Quelquefois la phrase banale, sous le couvert de laquelle l’absurdité passe, est un peu plus difficile à apercevoir. «Je n’aime pas à travailler entre mes repas», a dit un paresseux. Le mot ne serait pas amusant, s’il n’y avait ce salutaire précepte d’hygiène: «Il ne faut pas manger entre ses repas.»

Quelquefois aussi l’effet se complique. Au lieu d’un seul moule de phrase banal, il y en a deux ou trois qui m’emboîtent l’un dans l’autre.
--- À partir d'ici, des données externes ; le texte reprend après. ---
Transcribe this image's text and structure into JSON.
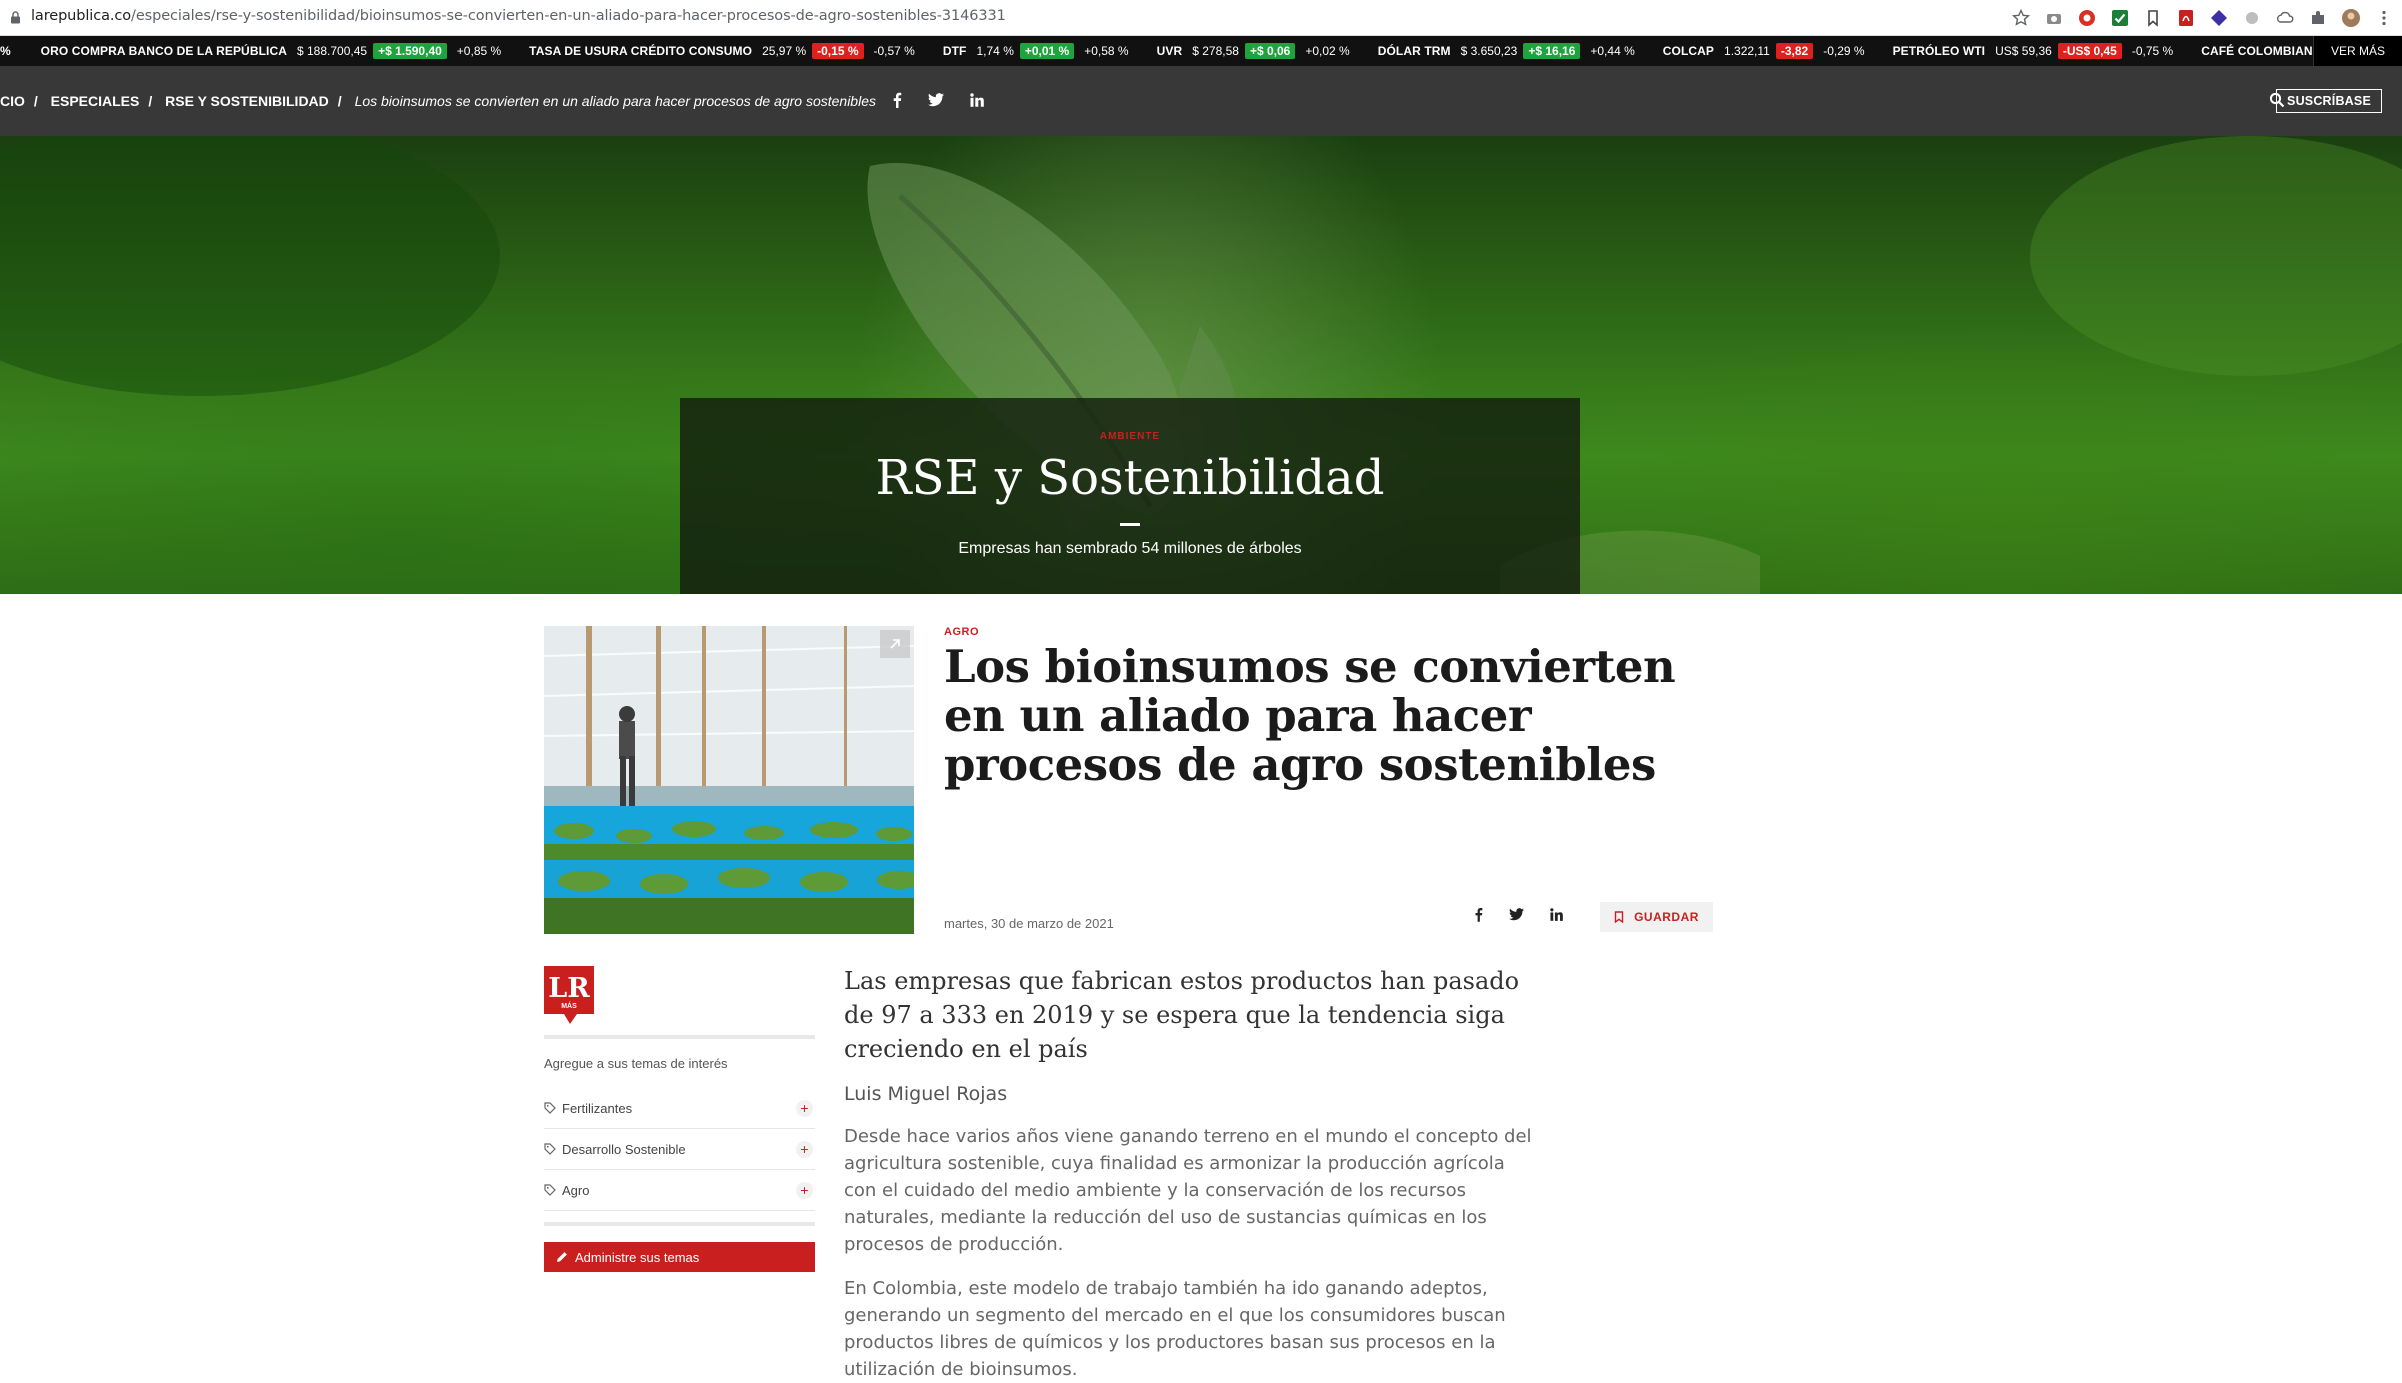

Soit, par exemple, ce mot d’un personnage de Labiche: «Il n’y a que Dieu qui ait le droit de tuer son semblable.» On semble bien profiter ici de deux propositions qui nous sont familières: «C’est Dieu qui dispose de la vie des hommes», et: «C’est un crime, pour l’homme, que de tuer son semblable.» Mais les deux propositions sont combinées de manière à tromper notre oreille et à nous donner l’impression d’une de ces phrases qu’on répète et qu’on accepte machinalement. De là une somnolence de notre attention, que tout à coup l’absurdité réveille.

Ces exemples suffiront à faire comprendre comment une des formes les plus importantes du comique se projette et se simplifie sur le plan du langage. Passons à une forme moins générale.

II. – «Nous rions toutes les fois que notre attention est détournée sur le physique d’une personne, alors que le moral était en cause»: voilà une loi que nous avons posée dans la première partie de notre travail. Appliquons-la au langage. On pourrait dire que la plupart des mots présentent un sens physique et un sens moral, selon qu’on les prend au propre ou au figuré. Tout mot commence en effet par désigner un objet concret ou une action matérielle; mais peu à peu le sens du mot a pu se spiritualiser en relation abstraite ou en idée pure. Si donc notre loi se conserve ici, elle devra prendre la forme suivante: On obtient un effet comique quand on affecte d’entendre une expression au propre, alors qu’elle était employée au figuré. Ou encore: Dès que notre attention se concentre sur la matérialité d’une métaphore, l’idée exprimée devient comique.